Table 1. Performances of the programs for searching metabolic protein family profiles against the simulated marine data set with uneven coverage.
Pathway | #Families | HMM-GRASPx | HMMER3 | RPS-BLAST | UProC | ||||||||
---|---|---|---|---|---|---|---|---|---|---|---|---|---|
Rec. | Prec. | F. | Rec. | Prec. | F. | Rec. | Prec. | F. | Rec. | Prec. | F. | ||
KO00010 | 47 | 70.2 | 94.3 | 80.5 | 25.0 | 95.7 | 39.7 | 43.8 | 97.6 | 60.4 | 26.8 | 68.0 | 38.5 |
KO00020 | 69 | 61.6 | 86.5 | 72.0 | 18.0 | 92.2 | 30.1 | 31.4 | 94.5 | 47.2 | 28.7 | 70.1 | 40.7 |
KO00030 | 21 | 78.0 | 96.2 | 86.1 | 28.6 | 98.5 | 44.4 | 49.2 | 97.7 | 65.5 | 33.1 | 56.4 | 41.7 |
KO00051 | 111 | 58.7 | 87.4 | 70.2 | 15.6 | 94.1 | 26.7 | 24.4 | 90.9 | 38.4 | 17.8 | 57.1 | 27.1 |
KO00620 | 80 | 60.2 | 89.4 | 72.0 | 15.3 | 92.9 | 26.3 | 27.1 | 95.0 | 42.2 | 23.6 | 75.6 | 35.9 |
KO00680 | 124 | 59.3 | 89.7 | 71.4 | 17.2 | 95.1 | 29.1 | 27.6 | 92.8 | 42.5 | 21.0 | 73.3 | 32.7 |
KO00910 | 49 | 61.9 | 87.3 | 72.4 | 16.3 | 92.2 | 27.7 | 29.5 | 88.8 | 44.2 | 26.7 | 76.9 | 39.6 |
KO00920 | 7 | 62.7 | 93.7 | 75.1 | 11.1 | 93.4 | 19.8 | 24.3 | 97.0 | 38.9 | 8.3 | 25.1 | 12.4 |
Average | - | 64.1 | 90.6 | 75.0 | 18.4 | 94.3 | 30.5 | 32.2 | 94.3 | 47.4 | 23.2 | 62.8 | 33.6 |
Pathway names: KO00010 (Glycolysis/Glycogenesis), KO00020 (TCA cycle), KO00030 (Pentose phosphate pathway), KO00051 (Fructose and mannose metabolism), KO00620 (Pyruvate metabolism), KO00680 (Methane metabolism), KO00910 (Nitrogen metabolism), KO00920 (Sulfur metabolism).
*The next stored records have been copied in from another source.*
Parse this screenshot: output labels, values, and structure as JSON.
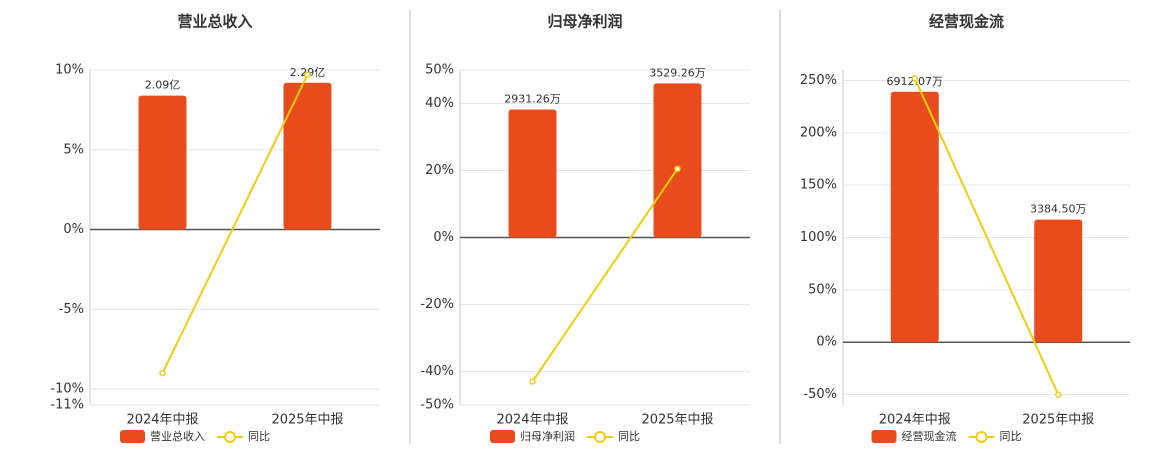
{
  "chart_data": [
    {
      "type": "bar-line",
      "title": "营业总收入",
      "categories": [
        "2024年中报",
        "2025年中报"
      ],
      "series": [
        {
          "name": "营业总收入",
          "type": "bar",
          "color": "#e84c1d",
          "values": [
            2.09,
            2.29
          ],
          "value_labels": [
            "2.09亿",
            "2.29亿"
          ]
        },
        {
          "name": "同比",
          "type": "line",
          "color": "#f2cc0c",
          "values": [
            -9,
            9.7
          ]
        }
      ],
      "ylim": [
        -11,
        10
      ],
      "yticks": [
        {
          "value": -11,
          "label": "-11%"
        },
        {
          "value": -10,
          "label": "-10%"
        },
        {
          "value": -5,
          "label": "-5%"
        },
        {
          "value": 0,
          "label": "0%"
        },
        {
          "value": 5,
          "label": "5%"
        },
        {
          "value": 10,
          "label": "10%"
        }
      ],
      "grid": true
    },
    {
      "type": "bar-line",
      "title": "归母净利润",
      "categories": [
        "2024年中报",
        "2025年中报"
      ],
      "series": [
        {
          "name": "归母净利润",
          "type": "bar",
          "color": "#e84c1d",
          "values": [
            2931.26,
            3529.26
          ],
          "value_labels": [
            "2931.26万",
            "3529.26万"
          ]
        },
        {
          "name": "同比",
          "type": "line",
          "color": "#f2cc0c",
          "values": [
            -43,
            20.5
          ]
        }
      ],
      "ylim": [
        -50,
        50
      ],
      "yticks": [
        {
          "value": -50,
          "label": "-50%"
        },
        {
          "value": -40,
          "label": "-40%"
        },
        {
          "value": -20,
          "label": "-20%"
        },
        {
          "value": 0,
          "label": "0%"
        },
        {
          "value": 20,
          "label": "20%"
        },
        {
          "value": 40,
          "label": "40%"
        },
        {
          "value": 50,
          "label": "50%"
        }
      ],
      "grid": true
    },
    {
      "type": "bar-line",
      "title": "经营现金流",
      "categories": [
        "2024年中报",
        "2025年中报"
      ],
      "series": [
        {
          "name": "经营现金流",
          "type": "bar",
          "color": "#e84c1d",
          "values": [
            6912.07,
            3384.5
          ],
          "value_labels": [
            "6912.07万",
            "3384.50万"
          ]
        },
        {
          "name": "同比",
          "type": "line",
          "color": "#f2cc0c",
          "values": [
            252,
            -50
          ]
        }
      ],
      "ylim": [
        -60,
        260
      ],
      "yticks": [
        {
          "value": -50,
          "label": "-50%"
        },
        {
          "value": 0,
          "label": "0%"
        },
        {
          "value": 50,
          "label": "50%"
        },
        {
          "value": 100,
          "label": "100%"
        },
        {
          "value": 150,
          "label": "150%"
        },
        {
          "value": 200,
          "label": "200%"
        },
        {
          "value": 250,
          "label": "250%"
        }
      ],
      "grid": true
    }
  ]
}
The column “#Families” indicates the number of protein (domain) families involved in the corresponding pathway. The columns “Rec.”, “Prec.”, and “F.” indicate Recall, Precision, and F-measure, respectively. All performances are presented as percentages. The highest performances among all programs are bolded.
Running time for all programs on the simulated marine data set is available in S4 Table.